Drivers for FedEx Unit Are Employees, NLRB Regional Director Determines

BNA Daily Labor Report
Rick Valliere

October 2, 2006. Drivers for FedEx Home Delivery are statutory employees of the company and not independent contractors, a National Labor Relations Board regional director ruled Sept. 20, ordering a union representation election sought by the Teamsters union at two Massachusetts locations (FedEx Home Delivery & Teamsters Local 24, NLRB Cases 1-RC-22034, 22035, 9/20/06).

The decision is the latest in a string of victories before various tribunals around the country by FedEx Home Delivery drivers contesting what they consider illegal misclassification as independent contractors.

It also is the fourth recent decision by an NLRB regional director concluding that FedEx Home Delivery drivers should be classified as employees.

"The facts adduced in this case are remarkably similar to those in the above cases, and, accordingly, do not warrant a departure from the results in those cases," wrote NLRB Region 1 Director Rosemary Pye.

The board has affirmed the findings by regional directors concerning drivers in New Jersey in 2004 and 2005 and in Northboro, Mass., in 2006.

FedEx Ground, the parent of FedEx Delivery, in a statement, said the decision "is not surprising or inconsistent" with Pye's earlier ruling, which the company is appealing. "Our contractors have shown us repeatedly that they do not want third-party representation as we currently have no unionized facilities," it added.

Galen Munroe, a spokesman for the International Brotherhood of Teamsters, said the election ordered in January in Northboro has been postponed indefinitely because of pending unfair labor practice charges. The Teamsters lost one of the New Jersey elections in a unit that included other workers in addition to drivers, while the other election involved an independent union, he said.

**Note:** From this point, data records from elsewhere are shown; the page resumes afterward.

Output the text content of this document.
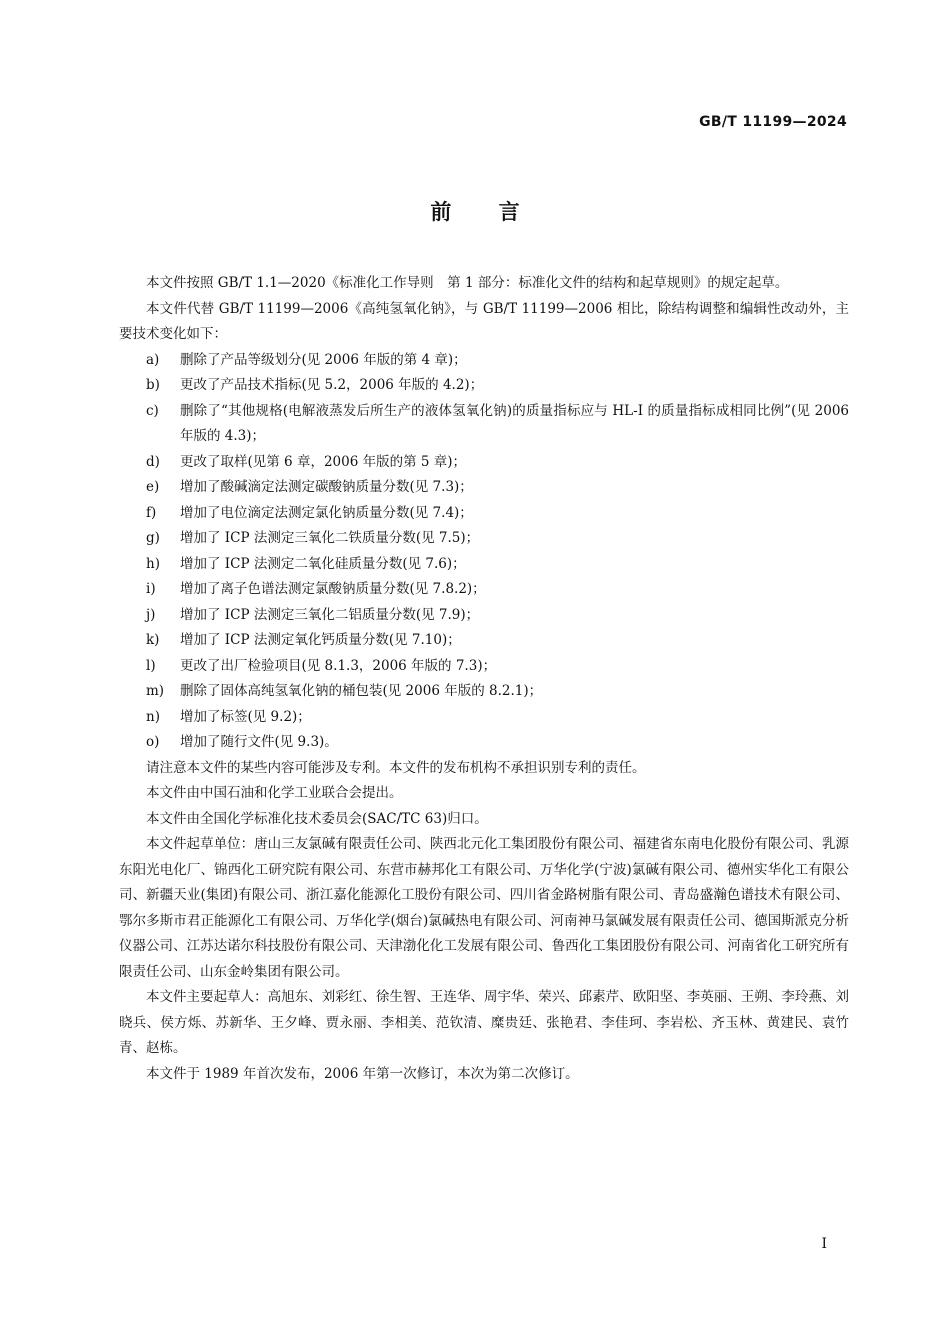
GB/T 11199—2024
前 言

本文件按照 GB/T 1.1—2020《标准化工作导则　第 1 部分：标准化文件的结构和起草规则》的规定起草。

本文件代替 GB/T 11199—2006《高纯氢氧化钠》，与 GB/T 11199—2006 相比，除结构调整和编辑性改动外，主要技术变化如下：

a)	删除了产品等级划分(见 2006 年版的第 4 章)；
b)	更改了产品技术指标(见 5.2，2006 年版的 4.2)；
c)	删除了“其他规格(电解液蒸发后所生产的液体氢氧化钠)的质量指标应与 HL-I 的质量指标成相同比例”(见 2006 年版的 4.3)；
d)	更改了取样(见第 6 章，2006 年版的第 5 章)；
e)	增加了酸碱滴定法测定碳酸钠质量分数(见 7.3)；
f)	增加了电位滴定法测定氯化钠质量分数(见 7.4)；
g)	增加了 ICP 法测定三氧化二铁质量分数(见 7.5)；
h)	增加了 ICP 法测定二氧化硅质量分数(见 7.6)；
i)	增加了离子色谱法测定氯酸钠质量分数(见 7.8.2)；
j)	增加了 ICP 法测定三氧化二铝质量分数(见 7.9)；
k)	增加了 ICP 法测定氧化钙质量分数(见 7.10)；
l)	更改了出厂检验项目(见 8.1.3，2006 年版的 7.3)；
m)	删除了固体高纯氢氧化钠的桶包装(见 2006 年版的 8.2.1)；
n)	增加了标签(见 9.2)；
o)	增加了随行文件(见 9.3)。

请注意本文件的某些内容可能涉及专利。本文件的发布机构不承担识别专利的责任。

本文件由中国石油和化学工业联合会提出。

本文件由全国化学标准化技术委员会(SAC/TC 63)归口。

本文件起草单位：唐山三友氯碱有限责任公司、陕西北元化工集团股份有限公司、福建省东南电化股份有限公司、乳源东阳光电化厂、锦西化工研究院有限公司、东营市赫邦化工有限公司、万华化学(宁波)氯碱有限公司、德州实华化工有限公司、新疆天业(集团)有限公司、浙江嘉化能源化工股份有限公司、四川省金路树脂有限公司、青岛盛瀚色谱技术有限公司、鄂尔多斯市君正能源化工有限公司、万华化学(烟台)氯碱热电有限公司、河南神马氯碱发展有限责任公司、德国斯派克分析仪器公司、江苏达诺尔科技股份有限公司、天津渤化化工发展有限公司、鲁西化工集团股份有限公司、河南省化工研究所有限责任公司、山东金岭集团有限公司。

本文件主要起草人：高旭东、刘彩红、徐生智、王连华、周宇华、荣兴、邱素芹、欧阳坚、李英丽、王朔、李玲燕、刘晓兵、侯方烁、苏新华、王夕峰、贾永丽、李相美、范钦清、糜贵廷、张艳君、李佳珂、李岩松、齐玉林、黄建民、袁竹青、赵栋。

本文件于 1989 年首次发布，2006 年第一次修订，本次为第二次修订。

I
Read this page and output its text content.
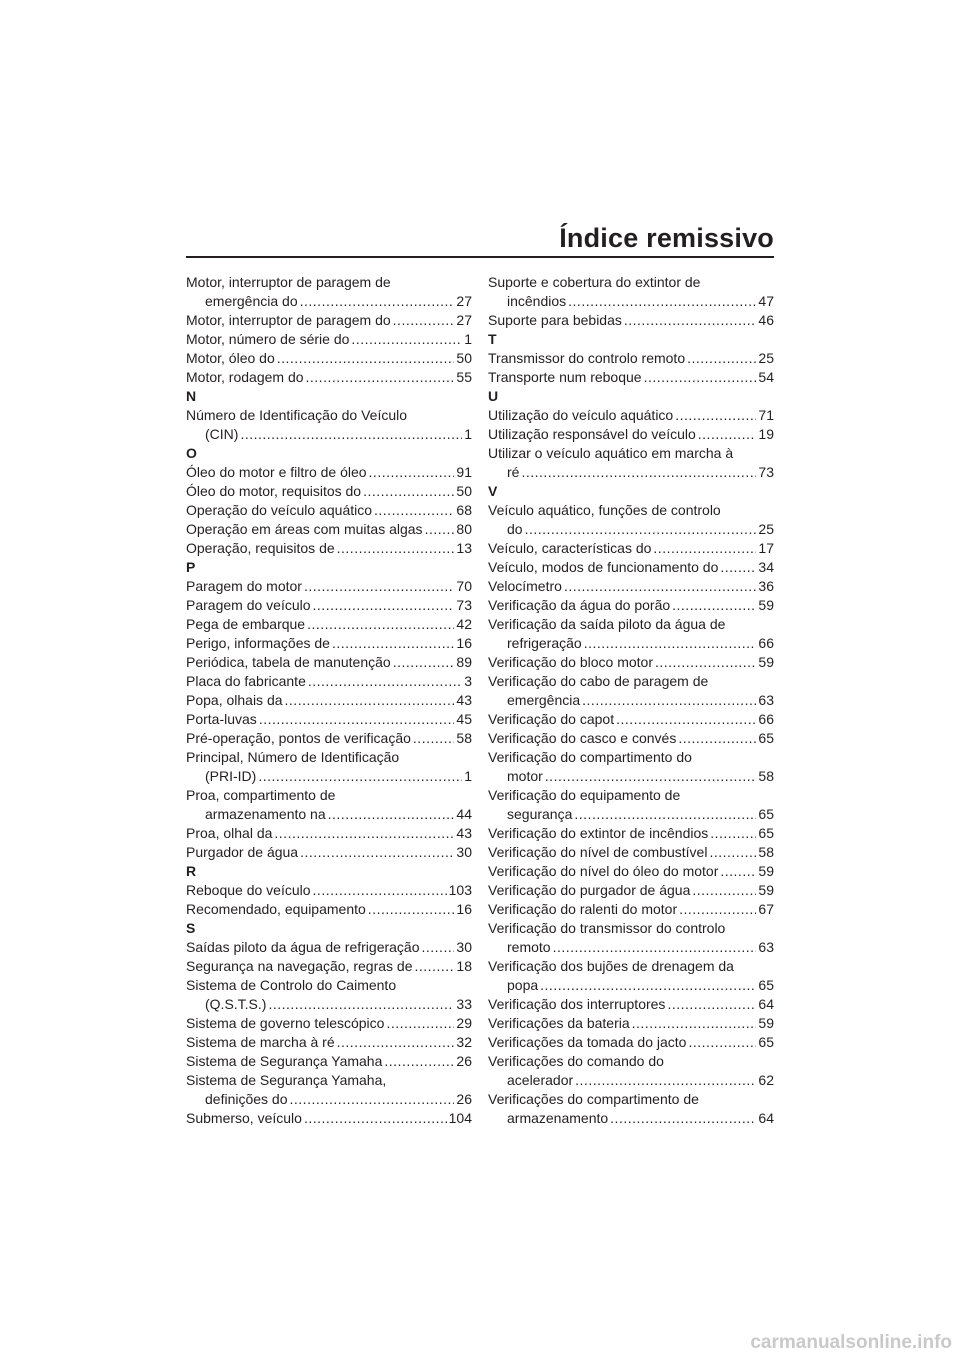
Índice remissivo
Motor, interruptor de paragem de
emergência do .....	27
Motor, interruptor de paragem do .....	27
Motor, número de série do .....	1
Motor, óleo do .....	50
Motor, rodagem do .....	55
N
Número de Identificação do Veículo
(CIN) .....	1
O
Óleo do motor e filtro de óleo .....	91
Óleo do motor, requisitos do .....	50
Operação do veículo aquático .....	68
Operação em áreas com muitas algas ..... 80
Operação, requisitos de .....	13
P
Paragem do motor .....	70
Paragem do veículo .....	73
Pega de embarque .....	42
Perigo, informações de .....	16
Periódica, tabela de manutenção .....	89
Placa do fabricante .....	3
Popa, olhais da .....	43
Porta-luvas .....	45
Pré-operação, pontos de verificação .....	58
Principal, Número de Identificação
(PRI-ID) .....	1
Proa, compartimento de
armazenamento na .....	44
Proa, olhal da .....	43
Purgador de água .....	30
R
Reboque do veículo .....	103
Recomendado, equipamento .....	16
S
Saídas piloto da água de refrigeração .....	30
Segurança na navegação, regras de .....	18
Sistema de Controlo do Caimento
(Q.S.T.S.) .....	33
Sistema de governo telescópico .....	29
Sistema de marcha à ré .....	32
Sistema de Segurança Yamaha .....	26
Sistema de Segurança Yamaha,
definições do .....	26
Submerso, veículo .....	104
Suporte e cobertura do extintor de
incêndios .....	47
Suporte para bebidas .....	46
T
Transmissor do controlo remoto .....	25
Transporte num reboque .....	54
U
Utilização do veículo aquático .....	71
Utilização responsável do veículo .....	19
Utilizar o veículo aquático em marcha à
ré .....	73
V
Veículo aquático, funções de controlo
do .....	25
Veículo, características do .....	17
Veículo, modos de funcionamento do .....	34
Velocímetro .....	36
Verificação da água do porão .....	59
Verificação da saída piloto da água de
refrigeração .....	66
Verificação do bloco motor .....	59
Verificação do cabo de paragem de
emergência .....	63
Verificação do capot .....	66
Verificação do casco e convés .....	65
Verificação do compartimento do
motor .....	58
Verificação do equipamento de
segurança .....	65
Verificação do extintor de incêndios .....	65
Verificação do nível de combustível .....	58
Verificação do nível do óleo do motor .....	59
Verificação do purgador de água .....	59
Verificação do ralenti do motor .....	67
Verificação do transmissor do controlo
remoto .....	63
Verificação dos bujões de drenagem da
popa .....	65
Verificação dos interruptores .....	64
Verificações da bateria .....	59
Verificações da tomada do jacto .....	65
Verificações do comando do
acelerador .....	62
Verificações do compartimento de
armazenamento .....	64
carmanualsonline.info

In addition to the NLRB rulings, advocates for FedEx drivers are pursuing a nationwide class action lawsuit, currently in the discovery stage, consolidating cases from around the country (In re FedEx Ground Package Sys. Inc., Employment Practices Litigation, N.D. Ind., No. 03:05-MD-527-RM, filed 8/10/05).

Other rulings upholding the employee status of drivers, according to attorneys for the drivers, include a recent court decision in California, Internal Revenue Service rulings in Wisconsin and Missouri, and unemployment agency rulings in various states, including a Massachusetts case in August (163 DLR A-4, 8/23/06 ).

FedEx Home Established in 1998

FedEx Home Delivery was established in 1998 when the parent company acquired Roadway Package Systems Inc. Almost all of the subsidiary's drivers are classified as independent contractors, while drivers for the parent company are classified as employees.

The units found appropriate by Pye are 24 drivers at a company terminal in Wilmington, Mass., and 16 drivers at a separate annex terminal, also in Wilmington.

In her decision, Pye noted that the company "exercises substantial control" over how drivers perform their jobs. Although drivers own their own trucks, the vehicles must display a company logo and drivers must wear a company uniform. The company "unilaterally establishes the rates of compensation," she found.

Factors cited by the company--drivers' responsibility for their vehicles, flexibility in scheduling, absence of fringe benefits, and lack of withholding by the company--are insufficient to demonstrate independent contractor status, she concluded.